Our study sample included white children born at term from families with a relatively high income and education. We were able to estimate the direct effects (i.e., independently of adiposity) and indirect effects (i.e., mediated by the rate of weight gain from birth to 2 years and/or adiposity during childhood). In addition to our analytical approach, the strengths of the present study included the availability of repeated measures of weight and length from birth to 2 years of age and that of adiposity measures from dual energy X-ray absorptiometry scans obtained 2 years before the measurement of insulin sensitivity. Our study had some limitations. First, the weight and length data were obtained from the health booklets and were not collected for research purposes; thus, variability in measurement precision is likely. To mitigate this, the growth charts plotted for each participant were examined visually by two pediatricians and a total of 209 measurements (7%) of weight or height were removed (e.g., physiologically implausible measurements). Second, we did not have measures of body composition from birth to age 2 years. Third, other than breastfeeding, we did not have nutritional data for the infancy period (e.g., age at the introduction of solid foods). Thus, confounding by early nutrition on the associations of interest could not be investigated. Fourth, data on the prepregnancy maternal weight status or weight gain during pregnancy were not available. However, further adjustment of associations for the present maternal weight (i.e., when the child was aged 8 to 10 years) did not change our findings. Fifth, our sample did not include a large enough number of participants born at small birth weight for gestational age or large birth size for gestational age to examine the associations in these subgroups. Mechanisms linking birth weight and insulin sensitivity might be distinct across categories of size for gestational age at birth (6, 9). Finally, given that our sample included white youth with at least one obese parent, our findings might not be generalizable to other groups.

Conclusions

We have shown that in addition to the previously described protective direct effect of birth weight on insulin sensitivity (1), birth weight is also an indirect determinant of diminished insulin sensitivity, via childhood adiposity. Similarly, a faster rate of weight gain from birth to 2 years is an indirect determinant of diminished insulin sensitivity, via childhood adiposity. Both a higher birth weight and faster weight gain in the first 2 years of life, even among children born with AGA, might set the stage for the development of increased adiposity in childhood, which, in turn, results in lower insulin sensitivity and greater insulin resistance. For clinicians, our findings suggest that children with a lower birth weight should be monitored for metabolic complications, just as should children with a higher birth weight or a greater rate of weight gain early in life when followed by excess gain in adiposity during childhood. These efforts might contribute to the prevention of childhood obesity and its deleterious metabolic consequences.

Supplementary Material

Supplemental Table
Click here for additional data file. (239.9KB, pdf)

Acknowledgments

We acknowledge Dr. Marie Lambert (July 1952 to February 2012), pediatric geneticist and researcher, initiated the QUALITY cohort. Her leadership and devotion to QUALITY will always be remembered and appreciated.
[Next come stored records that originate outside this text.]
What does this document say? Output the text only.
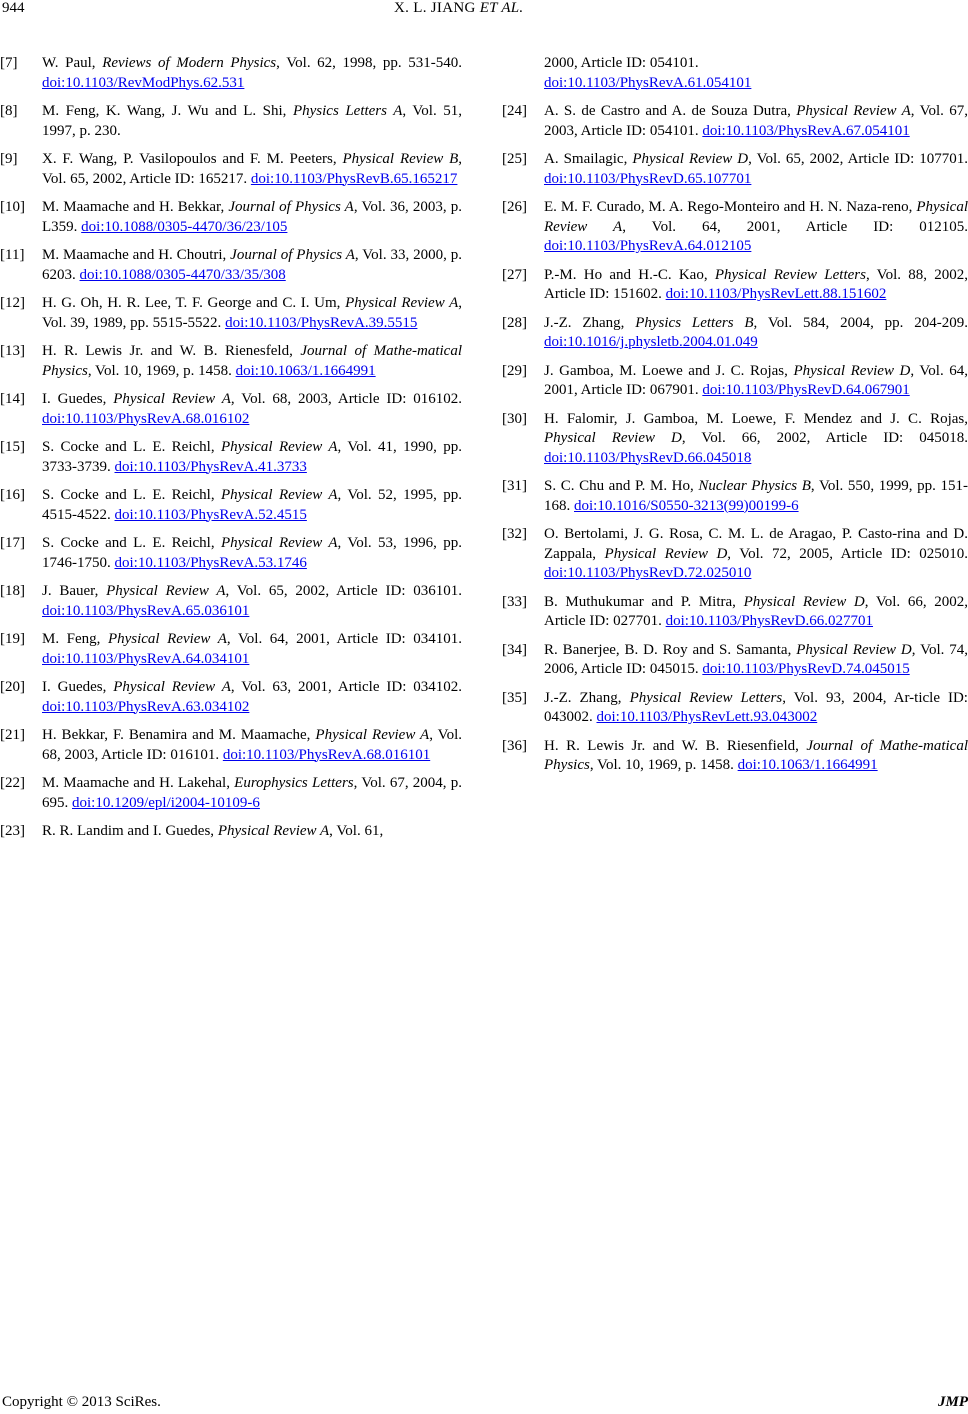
944	X. L. JIANG ET AL.
[7]	W. Paul, Reviews of Modern Physics, Vol. 62, 1998, pp. 531-540. doi:10.1103/RevModPhys.62.531
[8]	M. Feng, K. Wang, J. Wu and L. Shi, Physics Letters A, Vol. 51, 1997, p. 230.
[9]	X. F. Wang, P. Vasilopoulos and F. M. Peeters, Physical Review B, Vol. 65, 2002, Article ID: 165217. doi:10.1103/PhysRevB.65.165217
[10]	M. Maamache and H. Bekkar, Journal of Physics A, Vol. 36, 2003, p. L359. doi:10.1088/0305-4470/36/23/105
[11]	M. Maamache and H. Choutri, Journal of Physics A, Vol. 33, 2000, p. 6203. doi:10.1088/0305-4470/33/35/308
[12]	H. G. Oh, H. R. Lee, T. F. George and C. I. Um, Physical Review A, Vol. 39, 1989, pp. 5515-5522. doi:10.1103/PhysRevA.39.5515
[13]	H. R. Lewis Jr. and W. B. Rienesfeld, Journal of Mathe-matical Physics, Vol. 10, 1969, p. 1458. doi:10.1063/1.1664991
[14]	I. Guedes, Physical Review A, Vol. 68, 2003, Article ID: 016102. doi:10.1103/PhysRevA.68.016102
[15]	S. Cocke and L. E. Reichl, Physical Review A, Vol. 41, 1990, pp. 3733-3739. doi:10.1103/PhysRevA.41.3733
[16]	S. Cocke and L. E. Reichl, Physical Review A, Vol. 52, 1995, pp. 4515-4522. doi:10.1103/PhysRevA.52.4515
[17]	S. Cocke and L. E. Reichl, Physical Review A, Vol. 53, 1996, pp. 1746-1750. doi:10.1103/PhysRevA.53.1746
[18]	J. Bauer, Physical Review A, Vol. 65, 2002, Article ID: 036101. doi:10.1103/PhysRevA.65.036101
[19]	M. Feng, Physical Review A, Vol. 64, 2001, Article ID: 034101. doi:10.1103/PhysRevA.64.034101
[20]	I. Guedes, Physical Review A, Vol. 63, 2001, Article ID: 034102. doi:10.1103/PhysRevA.63.034102
[21]	H. Bekkar, F. Benamira and M. Maamache, Physical Review A, Vol. 68, 2003, Article ID: 016101. doi:10.1103/PhysRevA.68.016101
[22]	M. Maamache and H. Lakehal, Europhysics Letters, Vol. 67, 2004, p. 695. doi:10.1209/epl/i2004-10109-6
[23]	R. R. Landim and I. Guedes, Physical Review A, Vol. 61,
2000, Article ID: 054101.
doi:10.1103/PhysRevA.61.054101
[24]	A. S. de Castro and A. de Souza Dutra, Physical Review A, Vol. 67, 2003, Article ID: 054101. doi:10.1103/PhysRevA.67.054101
[25]	A. Smailagic, Physical Review D, Vol. 65, 2002, Article ID: 107701. doi:10.1103/PhysRevD.65.107701
[26]	E. M. F. Curado, M. A. Rego-Monteiro and H. N. Naza-reno, Physical Review A, Vol. 64, 2001, Article ID: 012105. doi:10.1103/PhysRevA.64.012105
[27]	P.-M. Ho and H.-C. Kao, Physical Review Letters, Vol. 88, 2002, Article ID: 151602. doi:10.1103/PhysRevLett.88.151602
[28]	J.-Z. Zhang, Physics Letters B, Vol. 584, 2004, pp. 204-209. doi:10.1016/j.physletb.2004.01.049
[29]	J. Gamboa, M. Loewe and J. C. Rojas, Physical Review D, Vol. 64, 2001, Article ID: 067901. doi:10.1103/PhysRevD.64.067901
[30]	H. Falomir, J. Gamboa, M. Loewe, F. Mendez and J. C. Rojas, Physical Review D, Vol. 66, 2002, Article ID: 045018. doi:10.1103/PhysRevD.66.045018
[31]	S. C. Chu and P. M. Ho, Nuclear Physics B, Vol. 550, 1999, pp. 151-168. doi:10.1016/S0550-3213(99)00199-6
[32]	O. Bertolami, J. G. Rosa, C. M. L. de Aragao, P. Casto-rina and D. Zappala, Physical Review D, Vol. 72, 2005, Article ID: 025010. doi:10.1103/PhysRevD.72.025010
[33]	B. Muthukumar and P. Mitra, Physical Review D, Vol. 66, 2002, Article ID: 027701. doi:10.1103/PhysRevD.66.027701
[34]	R. Banerjee, B. D. Roy and S. Samanta, Physical Review D, Vol. 74, 2006, Article ID: 045015. doi:10.1103/PhysRevD.74.045015
[35]	J.-Z. Zhang, Physical Review Letters, Vol. 93, 2004, Ar-ticle ID: 043002. doi:10.1103/PhysRevLett.93.043002
[36]	H. R. Lewis Jr. and W. B. Riesenfield, Journal of Mathe-matical Physics, Vol. 10, 1969, p. 1458. doi:10.1063/1.1664991
Copyright © 2013 SciRes.	JMP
The cohort integrates members of an interuniversity research team, including Université de Montréal, Concordia University, INRS-Institute-Armand Frappier, Université Laval, and McGill University. The research team is grateful to all the children and their families who participated in the present study and to the technicians, research assistants, and coordinators involved in the QUALITY cohort project.
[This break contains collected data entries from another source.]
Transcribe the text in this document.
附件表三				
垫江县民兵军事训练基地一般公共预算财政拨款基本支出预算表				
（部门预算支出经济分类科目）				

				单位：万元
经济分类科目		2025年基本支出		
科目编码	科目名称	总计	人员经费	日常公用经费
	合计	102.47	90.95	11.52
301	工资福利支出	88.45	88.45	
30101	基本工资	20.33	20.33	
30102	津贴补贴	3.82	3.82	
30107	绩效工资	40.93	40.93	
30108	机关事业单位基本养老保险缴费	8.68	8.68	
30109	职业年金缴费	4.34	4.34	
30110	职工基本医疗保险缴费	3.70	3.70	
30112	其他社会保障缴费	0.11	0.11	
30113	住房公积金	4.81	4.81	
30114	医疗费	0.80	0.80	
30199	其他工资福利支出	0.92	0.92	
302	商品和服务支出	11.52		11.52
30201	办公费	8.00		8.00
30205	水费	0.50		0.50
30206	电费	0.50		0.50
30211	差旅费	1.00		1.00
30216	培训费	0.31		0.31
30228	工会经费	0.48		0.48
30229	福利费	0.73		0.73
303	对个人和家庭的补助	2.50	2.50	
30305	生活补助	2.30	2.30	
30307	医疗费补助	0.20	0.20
Financial Support: The QUALITY cohort was funded by the Canadian Institutes of Health Research (Grants OHF-69442, NMD-94067, MOP-97853, and MOP-119512), the Heart and Stroke Foundation of Canada (Grant PG-040291), and the Fonds de la Recherche du Québec–Santé. A.V.H. holds a Canadian Institutes of Health Research Postdoctoral Fellowship and a Fellowship in Preventive Cardiology (Fourth ICPC/HSFC/CCS). M.H. holds a Diabetes Junior Investigator Award from the Canadian Society of Endocrinology and Metabolism–AstraZeneca and a Fonds de Recherche du Québec–Santé Junior 1 salary awards. A.B. holds a Junior 2 salary award and T.A.B. holds a Senior salary award from the latter agency. The funders played no role in the design or conduct of the study, collection, management, analysis, or interpretation of the data, or preparation, review, or approval of the manuscript, or the decision to submit our report for publication.
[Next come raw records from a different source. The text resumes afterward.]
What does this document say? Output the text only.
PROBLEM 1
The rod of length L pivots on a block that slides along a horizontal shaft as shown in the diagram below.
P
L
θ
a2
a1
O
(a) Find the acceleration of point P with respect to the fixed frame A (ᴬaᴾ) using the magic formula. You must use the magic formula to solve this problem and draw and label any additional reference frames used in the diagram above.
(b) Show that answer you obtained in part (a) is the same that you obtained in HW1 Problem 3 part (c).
Author Contributions: A.V.H. conceptualized and designed the study, performed all statistical analyses, drafted the initial manuscript, and reviewed and revised the manuscript. A.B. contributed to and oversaw the statistical analyses and critically reviewed the manuscript for important intellectual content. G.P. and T.A.B. contributed to conceptualizing and designing the QUALITY cohort and its data collection instruments and critically reviewed the manuscript for important intellectual content. M.H. contributed to conceptualizing and designing the study, designed the data collection instruments, coordinated and supervised the data collection for the QUALITY cohort, and critically reviewed the manuscript for important intellectual content.

Clinical Trial Information: ClinicalTrials.gov no. NCT03356262 (registered 29 November 2017).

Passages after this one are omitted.